Weltbananentag: Preisdumping bleibt ein Problem

Zum Weltbananentag macht sich das Aktionsbündnis für Nachhaltige Bananen stark für existenzsichernde Einkommen für BananenproduzentInnen und mehr Investitionen in den Umweltschutz.

Zum Weltbananentag betont das ABNB die absolute Notwendigkeit, die Einkommen der KleinbäuerInnen und Löhne der ProduzentInnen und PlantagenarbeiterInnen zu verbessern. Foto: © Compagnie Fruitiere

Das Bündnis fordert andere Unternehmen auf sich anzuschließen und gemeinsam den Bananensektor nachhaltiger zu gestalten. Das anhaltende Preisdumping im Bananensektor in Deutschland und Europa wird von den Mitgliedern des Aktionsbündnis für Nachhaltige Bananen (ABNB) mit größter Sorge beobachtet. Zum heutigen Weltbananentag betont das ABNB die absolute Notwendigkeit, die Einkommen der KleinbäuerInnen und Löhne der ProduzentInnen und PlantagenarbeiterInnen zu verbessern, die sozialen Standards zu erhöhen und in Umweltschutz und Schutz der Biologischen Vielfalt zu investieren.

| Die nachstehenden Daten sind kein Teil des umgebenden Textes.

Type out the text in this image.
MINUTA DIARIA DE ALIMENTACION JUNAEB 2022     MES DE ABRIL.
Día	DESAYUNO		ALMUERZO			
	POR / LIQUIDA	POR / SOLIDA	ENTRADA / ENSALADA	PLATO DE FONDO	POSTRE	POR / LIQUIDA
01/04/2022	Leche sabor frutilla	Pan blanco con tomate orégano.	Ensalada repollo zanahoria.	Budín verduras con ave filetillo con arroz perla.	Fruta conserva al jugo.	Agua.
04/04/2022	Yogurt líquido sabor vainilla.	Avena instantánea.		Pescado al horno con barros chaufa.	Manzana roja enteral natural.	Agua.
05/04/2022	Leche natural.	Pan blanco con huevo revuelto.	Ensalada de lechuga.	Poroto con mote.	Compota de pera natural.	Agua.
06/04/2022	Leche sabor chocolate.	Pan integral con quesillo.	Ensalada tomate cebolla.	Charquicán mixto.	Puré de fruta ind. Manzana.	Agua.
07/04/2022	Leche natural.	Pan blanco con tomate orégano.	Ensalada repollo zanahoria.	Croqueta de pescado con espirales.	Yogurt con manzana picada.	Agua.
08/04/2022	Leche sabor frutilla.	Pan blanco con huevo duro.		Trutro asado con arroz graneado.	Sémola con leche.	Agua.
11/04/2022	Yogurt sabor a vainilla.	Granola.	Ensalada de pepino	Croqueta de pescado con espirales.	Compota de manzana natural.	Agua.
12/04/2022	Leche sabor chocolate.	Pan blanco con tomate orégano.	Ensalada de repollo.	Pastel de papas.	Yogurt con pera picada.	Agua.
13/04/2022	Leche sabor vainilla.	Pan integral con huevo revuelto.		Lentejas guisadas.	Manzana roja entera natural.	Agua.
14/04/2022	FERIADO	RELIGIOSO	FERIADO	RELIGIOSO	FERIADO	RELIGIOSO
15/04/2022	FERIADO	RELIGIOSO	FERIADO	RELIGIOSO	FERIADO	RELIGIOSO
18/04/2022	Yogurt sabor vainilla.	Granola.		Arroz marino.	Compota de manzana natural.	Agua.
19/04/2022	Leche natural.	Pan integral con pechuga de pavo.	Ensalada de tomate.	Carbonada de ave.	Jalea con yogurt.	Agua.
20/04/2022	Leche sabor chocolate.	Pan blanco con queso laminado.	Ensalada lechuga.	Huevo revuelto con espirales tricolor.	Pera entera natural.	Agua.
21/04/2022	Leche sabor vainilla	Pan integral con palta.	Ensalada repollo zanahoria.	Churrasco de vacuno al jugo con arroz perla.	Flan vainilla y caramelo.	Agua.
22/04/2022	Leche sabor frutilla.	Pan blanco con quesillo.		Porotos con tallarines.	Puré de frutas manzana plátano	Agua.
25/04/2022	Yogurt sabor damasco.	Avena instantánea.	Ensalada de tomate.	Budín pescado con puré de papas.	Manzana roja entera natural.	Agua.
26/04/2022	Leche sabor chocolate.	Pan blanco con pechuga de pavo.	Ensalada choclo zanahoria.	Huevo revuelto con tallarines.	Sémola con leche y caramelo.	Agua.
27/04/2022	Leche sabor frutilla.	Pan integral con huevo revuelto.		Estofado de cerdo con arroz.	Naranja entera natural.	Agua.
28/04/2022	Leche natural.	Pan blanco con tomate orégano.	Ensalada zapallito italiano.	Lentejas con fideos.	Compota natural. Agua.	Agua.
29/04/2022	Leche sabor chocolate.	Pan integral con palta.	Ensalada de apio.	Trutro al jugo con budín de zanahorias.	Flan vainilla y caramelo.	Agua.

Übergeordnetes Ziel des ABNB ist es, langfristig alle Bananen, die auf dem deutschen Markt vertrieben werden, entlang ihrer gesamten Wertschöpfungskette nachhaltiger zu produzieren. Somit werden Menschenrechte geachtet und Umweltschutz gefördert. Das ABNB fordert weitere deutsche Unternehmen auf, sich diesem Ziel anzuschließen.

Deutschland ist in Europa eines der größten Abnehmerländer von Bananen, denn die Deutschen lieben Bananen. Supermärkte bieten sie immer häufiger zu extrem niedrigen Preisen an, um die tropische Frucht noch attraktiver für die KonsumentInnen zu machen. Und das, obwohl Bananen vom anderen Ende der Welt stammen.

Bereits im Oktober 2018 haben BananenproduzentInnen und PlantagenarbeiterInnen aus Ecuador, Kolumbien und Costa Rica das Preisdumping in deutschen Supermärkten kritisiert. In einem offenen Brief schrieben sie, dass durch weitere Preissenkungen Arbeitsplätze zerstört werden und die Einhaltung von Sozial- und Umweltstandards unmöglich sei. Das ABNB unterstützt den Appell der ProduzentInnen und veröffentlichte eine Stellungnahme.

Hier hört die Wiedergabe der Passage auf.